Amber Heard calls her trial 'the most painful and difficult' event in her life as she kicks off testimony against Johnny Depp
- Amber Heard began testifying for the defamation case Johnny Depp brought against her.
- She testified the ongoing trial is "the most painful and difficult thing" she's ever gone through.
Amber Heard began testifying Wednesday for a lawsuit brought by her ex-husband Johnny Depp, describing the trial as the worst experience in her life.
"This is horrible for me to have to sit here for weeks and have to relive everything," Heard said. "Hear people that I knew — some well some not — my ex-husband with whom I shared a life, speak about our lives in the way that they have. This is the most painful and difficult thing I have ever gone through."
Heard is the second witness her legal team called to the stand, following testimony from Dawn Hughes, a clinical and forensic psychologist.
Hughes, who evaluated Heard and reviewed therapeutic and legal records related to her, diagnosed the actress with post-traumatic stress disorder caused by "intimate partner violence" from Depp. Hughes said that, in therapeutic sessions, Heard recounted incidents where Depp physically beat her, performed a "cavity search," and penetrated her body with a glass bottle.
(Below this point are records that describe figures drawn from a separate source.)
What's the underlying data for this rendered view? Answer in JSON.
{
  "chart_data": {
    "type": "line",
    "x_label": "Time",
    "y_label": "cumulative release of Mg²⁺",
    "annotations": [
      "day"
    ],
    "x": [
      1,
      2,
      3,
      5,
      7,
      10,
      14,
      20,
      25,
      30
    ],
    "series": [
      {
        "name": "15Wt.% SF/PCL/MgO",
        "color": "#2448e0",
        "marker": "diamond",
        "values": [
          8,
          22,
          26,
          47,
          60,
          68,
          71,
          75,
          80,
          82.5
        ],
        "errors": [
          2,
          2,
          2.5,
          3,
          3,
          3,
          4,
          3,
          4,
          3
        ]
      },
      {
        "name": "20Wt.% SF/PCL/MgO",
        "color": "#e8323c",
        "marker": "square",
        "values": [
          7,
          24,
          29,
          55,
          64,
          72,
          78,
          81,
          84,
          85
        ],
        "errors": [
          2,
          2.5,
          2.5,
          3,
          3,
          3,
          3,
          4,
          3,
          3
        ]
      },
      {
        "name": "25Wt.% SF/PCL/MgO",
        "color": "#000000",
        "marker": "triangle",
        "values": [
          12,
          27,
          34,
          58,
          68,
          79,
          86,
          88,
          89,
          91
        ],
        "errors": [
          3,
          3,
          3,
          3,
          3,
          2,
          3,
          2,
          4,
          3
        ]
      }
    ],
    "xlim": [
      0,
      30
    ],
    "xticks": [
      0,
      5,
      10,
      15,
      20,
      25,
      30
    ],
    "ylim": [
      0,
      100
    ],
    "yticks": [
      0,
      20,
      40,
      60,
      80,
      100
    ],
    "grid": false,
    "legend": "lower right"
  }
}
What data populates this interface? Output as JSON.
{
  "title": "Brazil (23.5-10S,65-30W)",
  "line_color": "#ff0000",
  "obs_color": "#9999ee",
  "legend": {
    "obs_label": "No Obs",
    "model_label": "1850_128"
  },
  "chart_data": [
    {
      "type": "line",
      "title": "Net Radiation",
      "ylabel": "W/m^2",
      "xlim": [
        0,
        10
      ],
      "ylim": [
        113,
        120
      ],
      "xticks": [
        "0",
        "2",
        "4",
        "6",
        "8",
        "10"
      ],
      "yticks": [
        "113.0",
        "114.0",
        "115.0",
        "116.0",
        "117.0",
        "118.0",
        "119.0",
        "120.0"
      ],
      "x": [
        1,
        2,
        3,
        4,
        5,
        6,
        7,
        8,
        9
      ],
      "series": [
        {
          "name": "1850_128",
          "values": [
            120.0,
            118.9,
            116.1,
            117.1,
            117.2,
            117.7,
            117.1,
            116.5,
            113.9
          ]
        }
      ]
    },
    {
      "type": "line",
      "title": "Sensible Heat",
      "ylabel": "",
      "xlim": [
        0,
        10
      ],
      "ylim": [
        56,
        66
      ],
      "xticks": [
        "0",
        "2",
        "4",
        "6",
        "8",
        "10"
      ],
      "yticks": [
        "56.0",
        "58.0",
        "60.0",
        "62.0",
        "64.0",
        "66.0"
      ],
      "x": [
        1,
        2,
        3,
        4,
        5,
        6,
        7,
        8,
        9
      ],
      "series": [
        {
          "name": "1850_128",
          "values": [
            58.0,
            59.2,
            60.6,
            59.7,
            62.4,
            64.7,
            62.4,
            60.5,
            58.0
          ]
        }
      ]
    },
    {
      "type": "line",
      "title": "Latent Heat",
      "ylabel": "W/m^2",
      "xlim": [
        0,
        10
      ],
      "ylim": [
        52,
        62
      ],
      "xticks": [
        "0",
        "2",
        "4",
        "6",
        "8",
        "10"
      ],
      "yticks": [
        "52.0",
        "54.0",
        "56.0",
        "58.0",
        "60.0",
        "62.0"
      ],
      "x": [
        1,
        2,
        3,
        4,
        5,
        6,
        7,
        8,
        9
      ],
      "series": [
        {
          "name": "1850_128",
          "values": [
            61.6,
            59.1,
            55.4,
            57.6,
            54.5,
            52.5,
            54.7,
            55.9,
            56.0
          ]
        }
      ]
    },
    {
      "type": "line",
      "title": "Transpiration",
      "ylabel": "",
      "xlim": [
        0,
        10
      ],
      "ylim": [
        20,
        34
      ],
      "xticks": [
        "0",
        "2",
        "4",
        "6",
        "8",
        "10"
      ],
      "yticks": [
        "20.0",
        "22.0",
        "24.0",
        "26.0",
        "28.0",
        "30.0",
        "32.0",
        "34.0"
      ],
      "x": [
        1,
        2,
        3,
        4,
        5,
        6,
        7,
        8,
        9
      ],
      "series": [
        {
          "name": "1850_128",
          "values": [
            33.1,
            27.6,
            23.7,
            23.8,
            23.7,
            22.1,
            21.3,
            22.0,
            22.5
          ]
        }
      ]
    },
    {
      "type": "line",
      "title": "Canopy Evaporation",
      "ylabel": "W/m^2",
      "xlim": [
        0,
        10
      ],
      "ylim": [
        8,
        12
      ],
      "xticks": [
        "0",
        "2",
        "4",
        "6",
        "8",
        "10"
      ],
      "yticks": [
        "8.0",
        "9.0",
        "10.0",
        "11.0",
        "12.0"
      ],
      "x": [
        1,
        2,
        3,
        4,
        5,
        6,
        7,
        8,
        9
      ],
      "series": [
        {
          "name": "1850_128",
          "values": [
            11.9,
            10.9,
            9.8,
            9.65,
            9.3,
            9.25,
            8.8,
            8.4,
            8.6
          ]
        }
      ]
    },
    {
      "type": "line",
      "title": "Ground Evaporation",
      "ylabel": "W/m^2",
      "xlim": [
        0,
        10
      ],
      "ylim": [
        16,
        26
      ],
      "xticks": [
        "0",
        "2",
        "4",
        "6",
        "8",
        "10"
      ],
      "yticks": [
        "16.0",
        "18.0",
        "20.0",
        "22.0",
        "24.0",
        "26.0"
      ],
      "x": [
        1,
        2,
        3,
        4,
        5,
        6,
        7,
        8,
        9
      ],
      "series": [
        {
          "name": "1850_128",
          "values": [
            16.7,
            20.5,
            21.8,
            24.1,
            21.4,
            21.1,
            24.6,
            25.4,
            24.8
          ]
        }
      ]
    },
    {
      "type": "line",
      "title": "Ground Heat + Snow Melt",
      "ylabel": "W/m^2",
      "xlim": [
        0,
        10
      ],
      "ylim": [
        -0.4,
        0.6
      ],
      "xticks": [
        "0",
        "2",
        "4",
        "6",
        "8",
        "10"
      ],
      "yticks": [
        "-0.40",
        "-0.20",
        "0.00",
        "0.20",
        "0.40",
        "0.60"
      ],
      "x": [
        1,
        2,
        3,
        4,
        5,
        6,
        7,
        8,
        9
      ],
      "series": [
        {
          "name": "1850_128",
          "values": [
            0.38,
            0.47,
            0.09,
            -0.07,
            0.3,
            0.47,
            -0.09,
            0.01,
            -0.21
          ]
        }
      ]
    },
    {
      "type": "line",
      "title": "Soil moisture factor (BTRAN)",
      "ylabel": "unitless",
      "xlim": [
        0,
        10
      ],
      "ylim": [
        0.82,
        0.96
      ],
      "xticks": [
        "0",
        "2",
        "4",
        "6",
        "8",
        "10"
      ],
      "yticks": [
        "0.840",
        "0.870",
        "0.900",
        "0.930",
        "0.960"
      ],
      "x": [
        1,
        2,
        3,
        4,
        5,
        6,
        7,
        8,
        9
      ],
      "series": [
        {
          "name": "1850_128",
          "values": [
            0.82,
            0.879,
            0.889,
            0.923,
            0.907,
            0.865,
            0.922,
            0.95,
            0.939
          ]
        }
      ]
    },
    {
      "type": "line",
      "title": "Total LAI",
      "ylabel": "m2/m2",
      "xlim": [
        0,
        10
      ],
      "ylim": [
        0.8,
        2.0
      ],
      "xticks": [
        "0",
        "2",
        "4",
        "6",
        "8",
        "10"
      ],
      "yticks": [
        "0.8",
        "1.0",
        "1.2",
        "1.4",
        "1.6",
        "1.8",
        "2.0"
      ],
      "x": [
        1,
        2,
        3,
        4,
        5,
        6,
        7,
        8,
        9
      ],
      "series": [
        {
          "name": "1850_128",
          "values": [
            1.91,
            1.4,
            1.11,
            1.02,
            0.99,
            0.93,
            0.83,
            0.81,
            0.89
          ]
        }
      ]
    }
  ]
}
Heard is expected to testify about those events on the stand.
The trial began in April over a lawsuit Depp filed in 2019 in the Fairfax County court in Virginia. He alleges that Heard defamed him when describing herself as a victim of domestic violence in a December 2018 Washington Post op-ed. He also alleged that she verbally and physically abused him throughout their relationship, not the other way around.
Heard denied the allegations and countersued, alleging Depp, while under the influence of drugs or alcohol, physically assaulted her repeatedly before and during their marriage, which ended in 2016.
For nearly all of the trial thus far, Depp's legal team has presented his side of the case. In sworn testimony, employees and friends of Depp, as well as medical professionals, depicted Heard as a manipulative liar who threw a glass bottle at him and severed his finger, faked a bruise on her face and PTSD symptoms, was jealous of his friends, threw his phone out the window, possibly pooped on their bed, and admitted to escalating to violence during arguments.
Depp personally took the stand for four days, describing how he was a pacifist whose career has been unfairly ruined by Heard's allegations. He said his text messages describing acts of violence toward Heard's body have been exaggerated or willfully misinterpreted, and that his legendary drinking and drug use was always under control.
The bad headlines resulting from Depp's witnesses' testimony reportedly frustrated Heard and led her to replace her public relations team shortly began she took the stand.
Heard, at the beginning of her testimony, talked about meeting Depp at the age of 22 when he was preparing "The Rum Diary" in 2011, when they first met. She said they bonded over the same books, poems, and obscure writers.
"He was very well-read and charismatic, and I think I left the office with a few books that he gave me," she said.
She said that when they filmed the movie in Puerto Rico, the two had a scene where they kiss. As Depp said in his own testimony earlier in the trial, the kiss transformed their relationship from a professional one to a personal one.
"When we had a kissing scene, it didn't feel like a job anymore," Heard said. "It felt real."
The two were each in other relationships at the time and didn't formally date until after the movie wrapped.
Depp, sitting with his lawyers at a table in front of Heard, didn't appear to look at his ex-wife as she testified. He looked down at his desk and seemed to be eating from a pile of gummy bears.